Texte: Boulos Chalhoub Groupe de recherche Amélioration des grandes cultures et ressources génétiques, Agroscope
S’agissant des mécanismes de réponse à la sécheresse, les différences entre variétés observées se situent à plusieurs niveaux : dans les grandes cultures, de nombreuses variétés à floraison ou maturation précoces parviennent à éviter le stress dû à la chaleur ou à la sécheresse estivales, mais au prix d’un rendement potentiellement plus faible. De même, les variétés présentant un système racinaire profond, une sénescence (vieillissement) réduite des racines après la floraison ainsi qu’un rapport racine / pousses plus élevé absorbent mieux l’eau dans les sols profonds.
Maintenir l’osmorégulation
Les différences variétales observées ne concernent pas que les stratégies d’évitement du stress, mais aussi les mécanismes physiologiques de tolérance de la sécheresse – l’ajustement osmotique étant le plus important parmi ceux-ci. Ce dernier rend possible l’accumulation de solutés au sein des cellules, protégeant celles-ci contre la perte de turgescence (effondrement des cellules).
Des essais variétaux nationaux tenant compte des variations variétales sont à l’avenir de mise.

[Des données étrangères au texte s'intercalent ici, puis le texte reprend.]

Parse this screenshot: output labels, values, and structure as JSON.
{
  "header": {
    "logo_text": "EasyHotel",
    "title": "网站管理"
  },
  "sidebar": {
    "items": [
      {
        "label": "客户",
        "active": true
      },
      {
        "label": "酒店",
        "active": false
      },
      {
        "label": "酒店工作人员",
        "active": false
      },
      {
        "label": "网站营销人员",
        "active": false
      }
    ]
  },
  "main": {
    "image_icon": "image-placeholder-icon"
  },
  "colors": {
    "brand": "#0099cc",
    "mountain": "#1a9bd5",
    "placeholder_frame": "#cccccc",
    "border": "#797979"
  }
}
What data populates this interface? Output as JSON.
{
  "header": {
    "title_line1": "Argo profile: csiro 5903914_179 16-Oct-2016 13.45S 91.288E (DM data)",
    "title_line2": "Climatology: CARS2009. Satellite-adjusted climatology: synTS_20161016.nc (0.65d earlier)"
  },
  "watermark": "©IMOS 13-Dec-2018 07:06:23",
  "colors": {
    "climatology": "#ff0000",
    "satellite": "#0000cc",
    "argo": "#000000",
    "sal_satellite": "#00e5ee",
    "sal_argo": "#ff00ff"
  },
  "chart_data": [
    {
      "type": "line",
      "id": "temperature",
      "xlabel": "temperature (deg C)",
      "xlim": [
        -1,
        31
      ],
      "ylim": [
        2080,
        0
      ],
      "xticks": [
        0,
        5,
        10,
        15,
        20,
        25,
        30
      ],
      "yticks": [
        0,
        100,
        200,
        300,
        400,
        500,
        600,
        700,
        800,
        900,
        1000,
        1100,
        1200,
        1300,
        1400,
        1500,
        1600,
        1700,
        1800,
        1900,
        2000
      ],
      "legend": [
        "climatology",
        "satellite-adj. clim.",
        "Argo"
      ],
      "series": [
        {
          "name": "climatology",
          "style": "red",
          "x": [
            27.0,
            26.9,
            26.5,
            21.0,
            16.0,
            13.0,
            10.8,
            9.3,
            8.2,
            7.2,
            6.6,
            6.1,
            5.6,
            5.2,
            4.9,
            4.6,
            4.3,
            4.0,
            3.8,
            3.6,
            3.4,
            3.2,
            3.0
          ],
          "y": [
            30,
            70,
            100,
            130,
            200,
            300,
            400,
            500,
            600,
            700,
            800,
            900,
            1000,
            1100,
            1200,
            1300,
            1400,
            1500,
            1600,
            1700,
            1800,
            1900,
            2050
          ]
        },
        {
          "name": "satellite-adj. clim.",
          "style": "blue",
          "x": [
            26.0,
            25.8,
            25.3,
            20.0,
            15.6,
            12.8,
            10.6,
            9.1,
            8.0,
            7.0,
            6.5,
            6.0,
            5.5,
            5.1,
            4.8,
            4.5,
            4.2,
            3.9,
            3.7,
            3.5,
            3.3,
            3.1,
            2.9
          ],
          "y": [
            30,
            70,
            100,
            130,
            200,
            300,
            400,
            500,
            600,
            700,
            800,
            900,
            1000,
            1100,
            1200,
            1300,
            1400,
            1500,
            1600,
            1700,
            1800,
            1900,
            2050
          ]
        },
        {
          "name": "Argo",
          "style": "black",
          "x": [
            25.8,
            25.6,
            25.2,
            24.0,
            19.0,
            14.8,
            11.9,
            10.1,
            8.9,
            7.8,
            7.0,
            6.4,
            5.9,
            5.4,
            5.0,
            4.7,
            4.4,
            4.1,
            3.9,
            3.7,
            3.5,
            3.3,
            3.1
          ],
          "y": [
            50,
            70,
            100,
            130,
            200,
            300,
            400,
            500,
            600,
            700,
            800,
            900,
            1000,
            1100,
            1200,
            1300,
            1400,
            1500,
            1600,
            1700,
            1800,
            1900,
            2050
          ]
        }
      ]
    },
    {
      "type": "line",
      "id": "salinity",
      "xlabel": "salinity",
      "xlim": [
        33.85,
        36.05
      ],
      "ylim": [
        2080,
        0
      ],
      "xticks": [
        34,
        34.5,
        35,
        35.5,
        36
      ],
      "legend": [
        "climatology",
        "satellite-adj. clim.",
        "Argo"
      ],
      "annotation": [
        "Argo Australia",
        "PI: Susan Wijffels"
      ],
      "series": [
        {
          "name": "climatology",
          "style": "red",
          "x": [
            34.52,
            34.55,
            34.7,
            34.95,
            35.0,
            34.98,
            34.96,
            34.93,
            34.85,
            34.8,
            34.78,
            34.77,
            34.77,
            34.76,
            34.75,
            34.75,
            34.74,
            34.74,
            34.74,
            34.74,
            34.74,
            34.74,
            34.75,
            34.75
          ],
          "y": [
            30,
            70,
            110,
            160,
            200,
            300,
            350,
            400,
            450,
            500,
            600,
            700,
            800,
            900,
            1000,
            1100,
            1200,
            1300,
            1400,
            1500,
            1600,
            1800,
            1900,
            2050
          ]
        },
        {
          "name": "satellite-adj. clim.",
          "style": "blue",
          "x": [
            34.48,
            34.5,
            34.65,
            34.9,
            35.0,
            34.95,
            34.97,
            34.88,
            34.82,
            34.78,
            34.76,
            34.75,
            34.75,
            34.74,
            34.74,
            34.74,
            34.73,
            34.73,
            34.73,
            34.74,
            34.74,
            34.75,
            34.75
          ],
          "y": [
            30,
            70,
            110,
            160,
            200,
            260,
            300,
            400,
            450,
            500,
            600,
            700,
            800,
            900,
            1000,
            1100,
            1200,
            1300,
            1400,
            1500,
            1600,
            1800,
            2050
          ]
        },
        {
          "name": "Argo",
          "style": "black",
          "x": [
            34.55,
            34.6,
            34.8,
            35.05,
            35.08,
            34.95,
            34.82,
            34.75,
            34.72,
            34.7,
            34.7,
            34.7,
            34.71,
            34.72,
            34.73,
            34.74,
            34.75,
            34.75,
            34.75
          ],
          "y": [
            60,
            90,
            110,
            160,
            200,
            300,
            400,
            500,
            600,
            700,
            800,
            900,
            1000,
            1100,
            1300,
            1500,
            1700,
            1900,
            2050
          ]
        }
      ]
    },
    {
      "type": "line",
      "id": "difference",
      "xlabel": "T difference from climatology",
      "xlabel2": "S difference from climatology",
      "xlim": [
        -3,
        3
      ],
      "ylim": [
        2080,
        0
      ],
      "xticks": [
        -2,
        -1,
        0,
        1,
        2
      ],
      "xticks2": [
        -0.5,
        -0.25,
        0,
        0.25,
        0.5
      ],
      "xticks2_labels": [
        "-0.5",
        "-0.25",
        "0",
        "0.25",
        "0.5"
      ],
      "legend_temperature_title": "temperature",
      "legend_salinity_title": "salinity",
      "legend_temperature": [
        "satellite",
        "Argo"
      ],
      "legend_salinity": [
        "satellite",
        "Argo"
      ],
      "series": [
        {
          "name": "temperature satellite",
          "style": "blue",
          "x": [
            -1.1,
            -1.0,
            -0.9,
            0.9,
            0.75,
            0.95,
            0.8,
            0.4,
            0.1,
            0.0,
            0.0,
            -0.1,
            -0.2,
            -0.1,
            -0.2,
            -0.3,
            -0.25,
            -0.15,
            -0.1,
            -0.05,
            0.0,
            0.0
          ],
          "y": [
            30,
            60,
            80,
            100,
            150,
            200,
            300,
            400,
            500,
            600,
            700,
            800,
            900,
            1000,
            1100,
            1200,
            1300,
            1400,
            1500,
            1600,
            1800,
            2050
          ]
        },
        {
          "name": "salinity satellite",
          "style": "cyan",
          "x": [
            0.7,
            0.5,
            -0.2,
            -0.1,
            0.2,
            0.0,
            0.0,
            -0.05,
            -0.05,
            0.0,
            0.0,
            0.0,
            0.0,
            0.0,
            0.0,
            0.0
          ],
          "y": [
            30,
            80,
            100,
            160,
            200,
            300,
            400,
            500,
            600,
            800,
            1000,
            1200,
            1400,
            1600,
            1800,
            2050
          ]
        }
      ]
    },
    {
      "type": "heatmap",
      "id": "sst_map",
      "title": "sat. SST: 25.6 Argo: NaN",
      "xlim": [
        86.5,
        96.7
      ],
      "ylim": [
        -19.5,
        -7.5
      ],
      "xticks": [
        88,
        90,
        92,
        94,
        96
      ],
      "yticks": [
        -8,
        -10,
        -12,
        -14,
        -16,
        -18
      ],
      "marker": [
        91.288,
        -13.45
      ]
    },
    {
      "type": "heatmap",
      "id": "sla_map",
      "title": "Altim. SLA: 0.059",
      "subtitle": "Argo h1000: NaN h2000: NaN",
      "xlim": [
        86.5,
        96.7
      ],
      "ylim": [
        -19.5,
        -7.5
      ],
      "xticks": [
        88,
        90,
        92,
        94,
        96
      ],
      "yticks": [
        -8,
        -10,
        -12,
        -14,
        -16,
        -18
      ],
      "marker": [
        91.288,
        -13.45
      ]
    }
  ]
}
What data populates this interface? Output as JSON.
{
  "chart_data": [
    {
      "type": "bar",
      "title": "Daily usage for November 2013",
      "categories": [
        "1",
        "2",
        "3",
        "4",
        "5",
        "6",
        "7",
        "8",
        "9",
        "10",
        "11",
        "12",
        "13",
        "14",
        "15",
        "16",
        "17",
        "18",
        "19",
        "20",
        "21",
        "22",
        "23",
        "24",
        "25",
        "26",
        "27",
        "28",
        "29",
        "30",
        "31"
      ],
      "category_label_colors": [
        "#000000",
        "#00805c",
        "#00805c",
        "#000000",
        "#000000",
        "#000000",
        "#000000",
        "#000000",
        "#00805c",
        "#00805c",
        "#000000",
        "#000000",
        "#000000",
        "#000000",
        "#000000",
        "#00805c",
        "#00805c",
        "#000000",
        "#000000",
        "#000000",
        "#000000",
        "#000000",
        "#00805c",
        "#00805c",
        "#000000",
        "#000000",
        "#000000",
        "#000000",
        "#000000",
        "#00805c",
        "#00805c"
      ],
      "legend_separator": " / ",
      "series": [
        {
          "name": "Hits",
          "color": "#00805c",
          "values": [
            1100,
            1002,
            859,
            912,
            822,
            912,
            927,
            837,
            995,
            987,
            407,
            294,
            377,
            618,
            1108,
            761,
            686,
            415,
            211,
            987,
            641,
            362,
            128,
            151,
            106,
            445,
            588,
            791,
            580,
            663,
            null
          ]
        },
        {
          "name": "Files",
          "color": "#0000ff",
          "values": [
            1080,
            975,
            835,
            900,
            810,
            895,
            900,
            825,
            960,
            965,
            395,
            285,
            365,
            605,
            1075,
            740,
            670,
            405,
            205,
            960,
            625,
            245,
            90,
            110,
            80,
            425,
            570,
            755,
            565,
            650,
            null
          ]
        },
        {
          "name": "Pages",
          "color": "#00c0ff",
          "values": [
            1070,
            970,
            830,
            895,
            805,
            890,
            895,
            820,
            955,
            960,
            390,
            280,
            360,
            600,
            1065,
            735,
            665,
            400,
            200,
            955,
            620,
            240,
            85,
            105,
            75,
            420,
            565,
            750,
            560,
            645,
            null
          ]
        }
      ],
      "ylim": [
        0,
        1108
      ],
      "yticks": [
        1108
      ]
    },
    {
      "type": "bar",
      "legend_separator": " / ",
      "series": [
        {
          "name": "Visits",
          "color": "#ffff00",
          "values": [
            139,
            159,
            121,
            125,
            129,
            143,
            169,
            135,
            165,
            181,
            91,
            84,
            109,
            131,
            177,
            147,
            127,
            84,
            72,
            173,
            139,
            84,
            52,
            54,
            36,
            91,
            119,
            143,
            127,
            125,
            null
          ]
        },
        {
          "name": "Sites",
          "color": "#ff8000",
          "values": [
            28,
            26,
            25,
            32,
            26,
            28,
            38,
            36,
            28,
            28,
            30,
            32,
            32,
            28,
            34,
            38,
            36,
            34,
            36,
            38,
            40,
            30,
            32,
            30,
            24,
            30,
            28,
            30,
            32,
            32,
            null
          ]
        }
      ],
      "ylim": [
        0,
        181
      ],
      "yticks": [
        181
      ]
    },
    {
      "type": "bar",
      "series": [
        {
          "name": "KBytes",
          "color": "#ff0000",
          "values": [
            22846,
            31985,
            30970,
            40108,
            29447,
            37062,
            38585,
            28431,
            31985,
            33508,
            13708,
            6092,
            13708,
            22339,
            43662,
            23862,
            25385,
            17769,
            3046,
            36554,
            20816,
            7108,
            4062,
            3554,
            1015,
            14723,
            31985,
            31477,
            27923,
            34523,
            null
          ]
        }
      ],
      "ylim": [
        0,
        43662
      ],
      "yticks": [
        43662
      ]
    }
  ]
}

En outre, plusieurs études ont montré que l’accumulation de différentes protéines (p. ex. proline) dans les cellules végétales améliore les performances malgré une disponibilité réduite de l’eau. Des études supplémentaires sont nécessaires pour mieux comprendre comment ces adaptations physiologiques (et d’autres mécanismes) contribuent à surmonter les périodes de sécheresse tout en réduisant les pertes de rendement. Enfin, des essais variétaux nationaux tenant compte des variations variétales liées au stress climatique sont à l’avenir de mise, afin de pouvoir proposer des variétés qui tolèrent la sécheresse et la chaleur pour les grandes cultures suisses.
Cultures alternatives, partie intégrante de la solution
Si le potentiel d’un grand nombre de cultures alternatives adaptées à la sécheresse et à la chaleur (p. ex. sorgho, quinoa ou pois) pour l’alimentation humaine a été reconnu, l’introduction de ces dernières dans la production agricole courante reste difficile : d’une part, les rendements varient d’une année à l’autre ; d’autre part, la demande pour ces produits est plutôt faible et les possibilités de transformation sont parfois inexistantes. De plus, la protection douanière pour ces cultures n’est pas adaptée – voire fait souvent totalement défaut. Ainsi, pour que ces cultures alternatives puissent s’établir durablement, il est nécessaire que les acteurs·trices concernés (politique agricole, agriculture, transformation et commerce) s’impliquent en continu.